Anticonvulsant Profile of Ganaxolone in Mouse Seizure Models.

Animal pharmacokinetic studies have found that ganaxolone has a large steady-state volume of distribution (6.5, 7.0, 19.5 and 3.5 L/kg in mice, rats, rabbits and dogs, respectively) indicating that it distributes extensively into tissues.75 Studies with radioactive ganaxolone in rats have found that ganaxolone (and its metabolites) are concentrated in tissues including the brain (brain-to-plasma concentration ratio between 5 and 10). Ganaxalone is highly bound to human plasma proteins (>99%). It is extensively metabolized to at least 16 different compounds; the primary metabolite is 16α-hydroxyganaxolone, which likely results from the action of CYP3A4. This primary metabolite is inactive in the PTZ seizure model and is 25-fold weaker than ganaxolone in inhibiting [35S]TBPS binding. Ganaxolone is a CYP3A4 autoinducer in rodents but not dogs or humans; chronic exposure to high doses in female rats does cause liver hypertrophy. Metabolites of ganaxolone are eliminated in the urine (13–23%) and feces (65–76%) in rats and dogs; the corresponding values in male healthy volunteers is 25% and 69%. Because of its aqueous insolubility, orally administered ganaxolone is poorly absorbed. To provide more consistent bioavailability, the steroid has been administered as a submicron particulate suspension and in a proprietary solid formulation.

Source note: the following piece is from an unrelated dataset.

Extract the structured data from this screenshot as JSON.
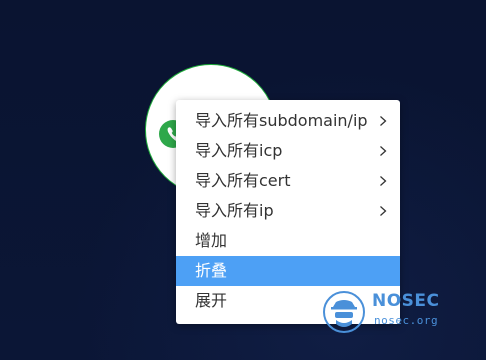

Animal safety studies have demonstrated little evidence of target organ or systemic toxicity with either single-dose or multiple-dose ganaxolone treatment. In studies on pre- and postnatal development in mice, rats and dogs, ganaxolone did not affect fetal implantation, viability, or growth and development from birth to weaning, and was not teratogenic. Genotoxicity tests have not demonstrated any mutagenic or clastogenic potential for ganaxolone. Oral administration of ganaxolone to conscious dogs at a dose of 10 mg/kg did not reveal changes in cardiovascular hemodynamics.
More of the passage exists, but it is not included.